Mais on s’aperçoit, au fur et à mesure que l’on arrange les suivantes, que l’image
finale commence à apparaître, que tous les morceaux s’ajustent ensemble, qu’il
n’en est aucun de superflu et que, plus on approche de la fin, plus cela devient
facile.
Tout se coordonne parfaitement. Il n’y a pas d’accidents. C’est l’histoire humaine et certainement l’histoire juive.
C’est
cela l’histoire humaine et plus encore l’histoire juive. Tout se coordonne.

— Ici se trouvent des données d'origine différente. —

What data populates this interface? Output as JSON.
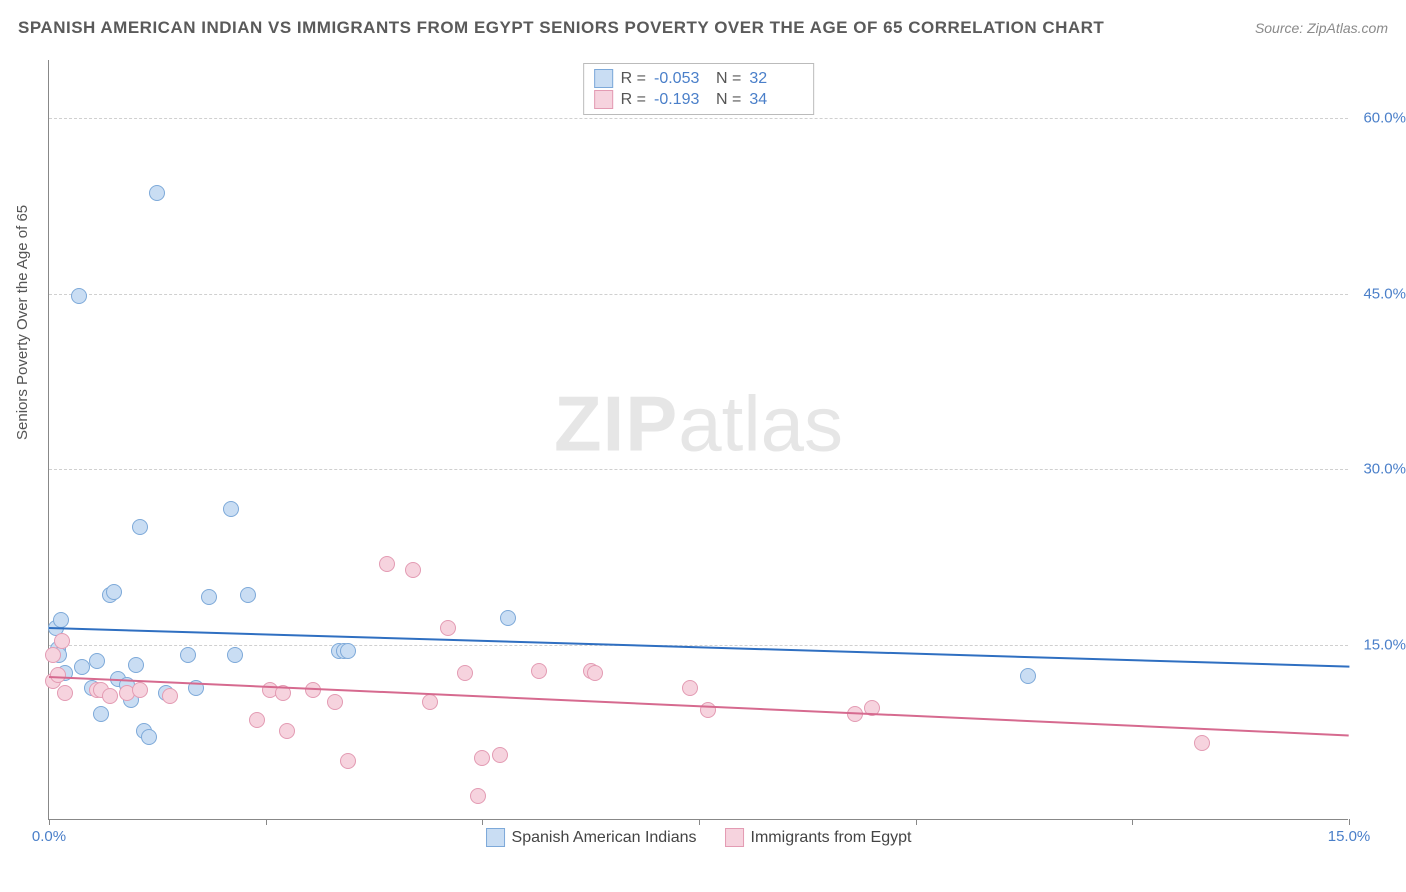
{
  "header": {
    "title": "SPANISH AMERICAN INDIAN VS IMMIGRANTS FROM EGYPT SENIORS POVERTY OVER THE AGE OF 65 CORRELATION CHART",
    "source_prefix": "Source: ",
    "source_name": "ZipAtlas.com"
  },
  "watermark": {
    "bold": "ZIP",
    "rest": "atlas"
  },
  "chart": {
    "type": "scatter",
    "ylabel": "Seniors Poverty Over the Age of 65",
    "xlim": [
      0,
      15
    ],
    "ylim": [
      0,
      65
    ],
    "y_ticks": [
      {
        "value": 15,
        "label": "15.0%"
      },
      {
        "value": 30,
        "label": "30.0%"
      },
      {
        "value": 45,
        "label": "45.0%"
      },
      {
        "value": 60,
        "label": "60.0%"
      }
    ],
    "x_ticks": [
      0,
      2.5,
      5,
      7.5,
      10,
      12.5,
      15
    ],
    "x_tick_labels": [
      {
        "value": 0,
        "label": "0.0%"
      },
      {
        "value": 15,
        "label": "15.0%"
      }
    ],
    "grid_color": "#d0d0d0",
    "background_color": "#ffffff",
    "marker_radius": 8,
    "marker_border_width": 1.4,
    "series": [
      {
        "name": "Spanish American Indians",
        "fill": "#c9ddf3",
        "stroke": "#7da9d9",
        "line_color": "#2f6fc1",
        "r_label": "R = ",
        "r_value": "-0.053",
        "n_label": "N = ",
        "n_value": "32",
        "trend": {
          "x1": 0,
          "y1": 16.5,
          "x2": 15,
          "y2": 13.2
        },
        "points": [
          [
            0.08,
            16.3
          ],
          [
            0.1,
            14.5
          ],
          [
            0.12,
            14.0
          ],
          [
            0.14,
            17.0
          ],
          [
            0.18,
            12.5
          ],
          [
            0.35,
            44.7
          ],
          [
            0.38,
            13.0
          ],
          [
            0.5,
            11.2
          ],
          [
            0.55,
            13.5
          ],
          [
            0.6,
            9.0
          ],
          [
            0.7,
            19.2
          ],
          [
            0.75,
            19.4
          ],
          [
            0.8,
            12.0
          ],
          [
            0.9,
            11.5
          ],
          [
            0.95,
            10.2
          ],
          [
            1.0,
            13.2
          ],
          [
            1.05,
            25.0
          ],
          [
            1.1,
            7.5
          ],
          [
            1.15,
            7.0
          ],
          [
            1.25,
            53.5
          ],
          [
            1.35,
            10.8
          ],
          [
            1.6,
            14.0
          ],
          [
            1.7,
            11.2
          ],
          [
            1.85,
            19.0
          ],
          [
            2.1,
            26.5
          ],
          [
            2.15,
            14.0
          ],
          [
            2.3,
            19.2
          ],
          [
            3.35,
            14.4
          ],
          [
            3.4,
            14.4
          ],
          [
            3.45,
            14.4
          ],
          [
            5.3,
            17.2
          ],
          [
            11.3,
            12.2
          ]
        ]
      },
      {
        "name": "Immigrants from Egypt",
        "fill": "#f6d3de",
        "stroke": "#e39bb3",
        "line_color": "#d66a8f",
        "r_label": "R = ",
        "r_value": "-0.193",
        "n_label": "N = ",
        "n_value": "34",
        "trend": {
          "x1": 0,
          "y1": 12.3,
          "x2": 15,
          "y2": 7.3
        },
        "points": [
          [
            0.05,
            14.0
          ],
          [
            0.05,
            11.8
          ],
          [
            0.1,
            12.3
          ],
          [
            0.15,
            15.2
          ],
          [
            0.18,
            10.8
          ],
          [
            0.55,
            11.0
          ],
          [
            0.6,
            11.0
          ],
          [
            0.7,
            10.5
          ],
          [
            0.9,
            10.8
          ],
          [
            1.05,
            11.0
          ],
          [
            1.4,
            10.5
          ],
          [
            2.4,
            8.5
          ],
          [
            2.55,
            11.0
          ],
          [
            2.7,
            10.8
          ],
          [
            2.75,
            7.5
          ],
          [
            3.05,
            11.0
          ],
          [
            3.3,
            10.0
          ],
          [
            3.45,
            5.0
          ],
          [
            3.9,
            21.8
          ],
          [
            4.2,
            21.3
          ],
          [
            4.4,
            10.0
          ],
          [
            4.6,
            16.3
          ],
          [
            4.8,
            12.5
          ],
          [
            4.95,
            2.0
          ],
          [
            5.0,
            5.2
          ],
          [
            5.2,
            5.5
          ],
          [
            5.65,
            12.7
          ],
          [
            6.25,
            12.7
          ],
          [
            6.3,
            12.5
          ],
          [
            7.4,
            11.2
          ],
          [
            7.6,
            9.3
          ],
          [
            9.3,
            9.0
          ],
          [
            9.5,
            9.5
          ],
          [
            13.3,
            6.5
          ]
        ]
      }
    ]
  }
}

Il n’y a pas d’accidents. Tout s’ajuste ensemble.
Joseph
savait cela. Il a envoyé une lettre à son père, et Jacob en a été rempli de
joie. Il croyait que son fils était mort, depuis toutes ces années. Leurs retrouvailles
ont été émouvantes. Toute l’Egypte est venue voir la famille du vice-roi. Et
ils se sont tous prosternés vers Joseph, accomplissant ainsi la prophétie.
Pharaon
a alors invité toute la famille à venir vivre en Egypte. Ce qu’ils ont fait.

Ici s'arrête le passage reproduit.